Bad things happen when dams disconnect lakes and rivers from the sea, and one of the worst is the near extirpation of alewives.

From the Canadian Maritimes to North Carolina these sea-run herring sustained all manner of marine fish, birds and mammals. As spawners ascended rivers in spring, they fattened emaciated Atlantic salmon returning to the salt, then went on to feed a host of inland creatures including turtles, eels, bass, pickerel, minks, otters, eagles, ospreys, loons, diving ducks, kingfishers, egrets and herons.

One tends to refer to alewives in the past tense, but that usage is no longer appropriate in Maine — the state with more potential alewife spawning and nursery habitat than all others combined and the one state that is having spectacular success at recovery.

Now, alewives are pouring back into the St. Croix system, but it’s too early to quantify the ecological response.

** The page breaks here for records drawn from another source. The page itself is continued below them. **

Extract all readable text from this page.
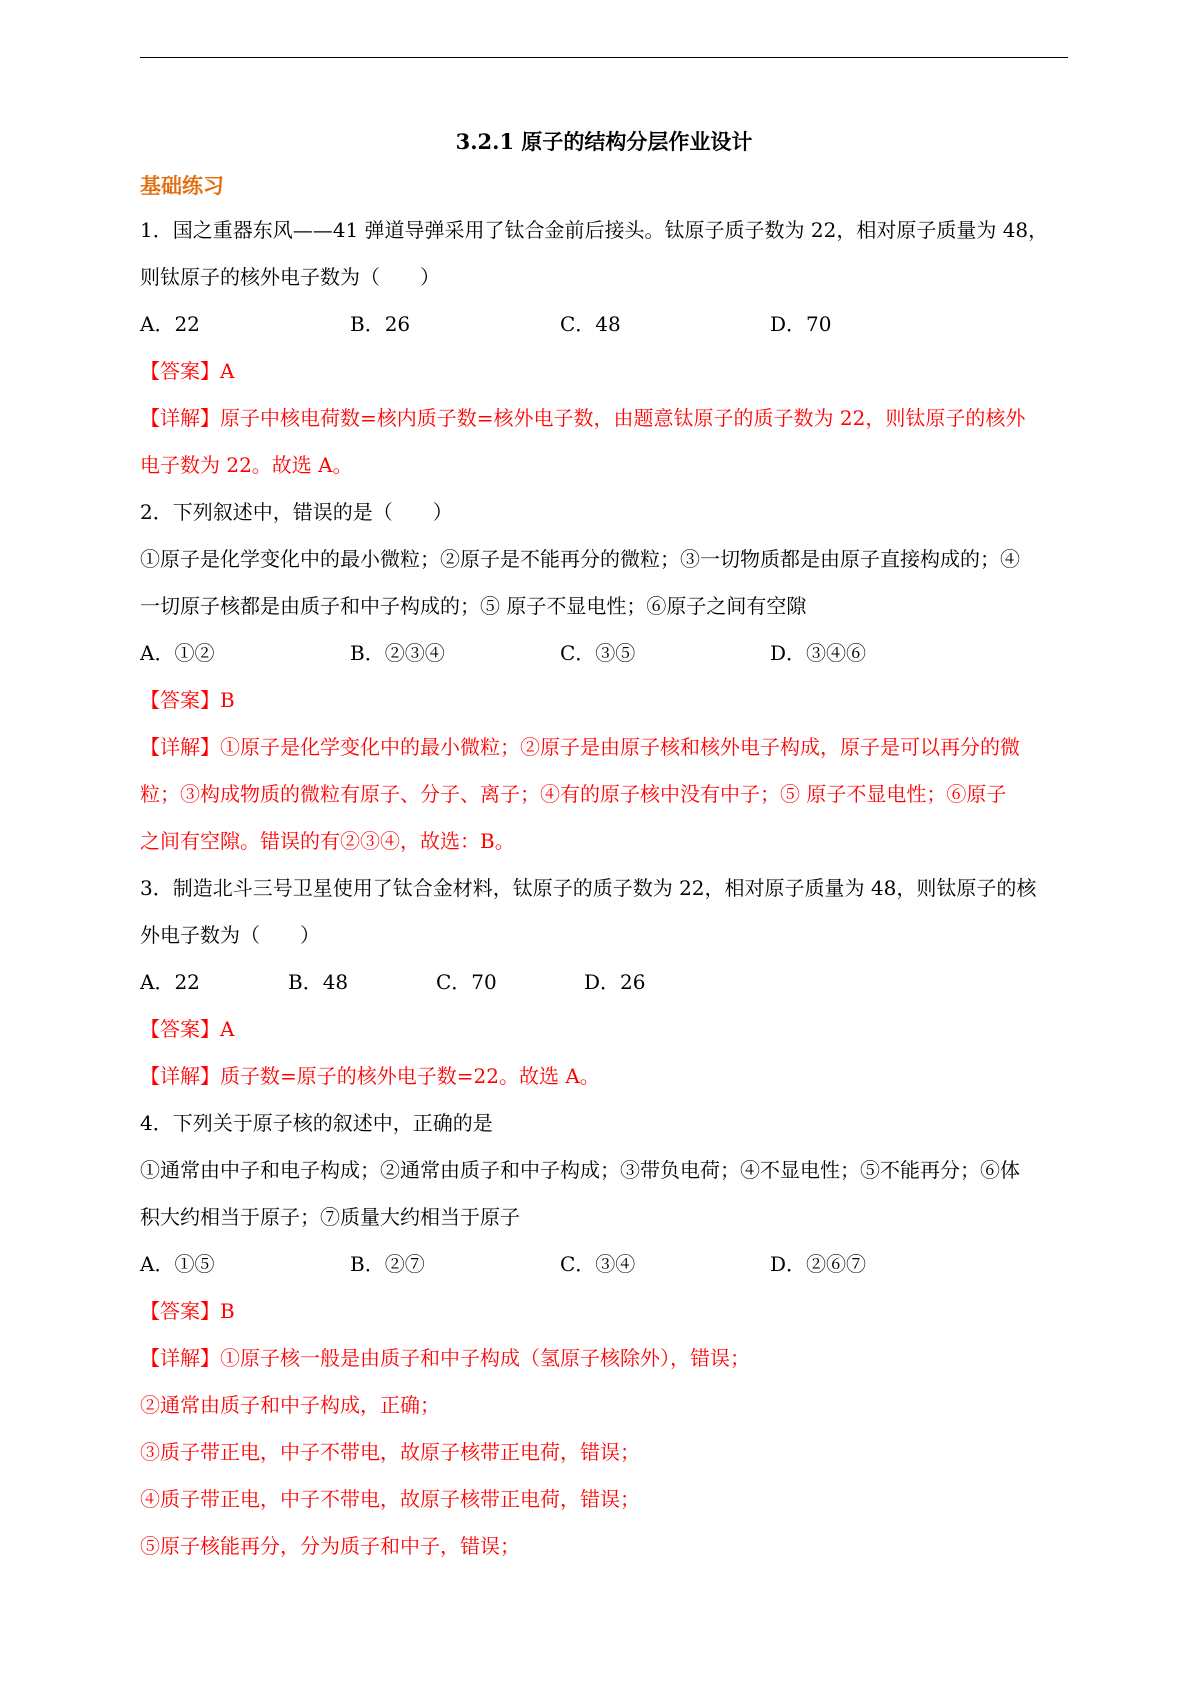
3.2.1 原子的结构分层作业设计
基础练习

1．国之重器东风——41 弹道导弹采用了钛合金前后接头。钛原子质子数为 22，相对原子质量为 48，

则钛原子的核外电子数为（　　）

A．22	B．26	C．48	D．70

【答案】A

【详解】原子中核电荷数=核内质子数=核外电子数，由题意钛原子的质子数为 22，则钛原子的核外

电子数为 22。故选 A。

2．下列叙述中，错误的是（　　）

①原子是化学变化中的最小微粒；②原子是不能再分的微粒；③一切物质都是由原子直接构成的；④

一切原子核都是由质子和中子构成的；⑤ 原子不显电性；⑥原子之间有空隙

A．①②	B．②③④	C．③⑤	D．③④⑥

【答案】B

【详解】①原子是化学变化中的最小微粒；②原子是由原子核和核外电子构成，原子是可以再分的微

粒；③构成物质的微粒有原子、分子、离子；④有的原子核中没有中子；⑤ 原子不显电性；⑥原子

之间有空隙。错误的有②③④，故选：B。

3．制造北斗三号卫星使用了钛合金材料，钛原子的质子数为 22，相对原子质量为 48，则钛原子的核

外电子数为（　　）

A．22	B．48	C．70	D．26

【答案】A

【详解】质子数=原子的核外电子数=22。故选 A。

4．下列关于原子核的叙述中，正确的是

①通常由中子和电子构成；②通常由质子和中子构成；③带负电荷；④不显电性；⑤不能再分；⑥体

积大约相当于原子；⑦质量大约相当于原子

A．①⑤	B．②⑦	C．③④	D．②⑥⑦

【答案】B

【详解】①原子核一般是由质子和中子构成（氢原子核除外），错误；

②通常由质子和中子构成，正确；

③质子带正电，中子不带电，故原子核带正电荷，错误；

④质子带正电，中子不带电，故原子核带正电荷，错误；

⑤原子核能再分，分为质子和中子，错误；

Not so on the Sebasticook, a major tributary of the Kennebec. Florida Power and Light decided it was too expensive to construct required fish passage at its low-production, century-old Ft. Halifax hydro dam in Winslow.

So in 2008 it tore the dam down. This after a vicious fight with landowners who wanted to keep their docks and shorelines and bass anglers who wrongly imagined that smallmouths, best adapted to running water, do better in impoundments.

Now alewives (along with blueback herring, American shad, striped bass, Atlantic salmon, Atlantic sturgeon, eels, white suckers, lampreys and brook trout) have access to much of their historic spawning grounds in the 1,000-square-mile watershed.

The Sebasticook’s alien smallmouth bass grow to trophy size, and they’re more prolific than ever.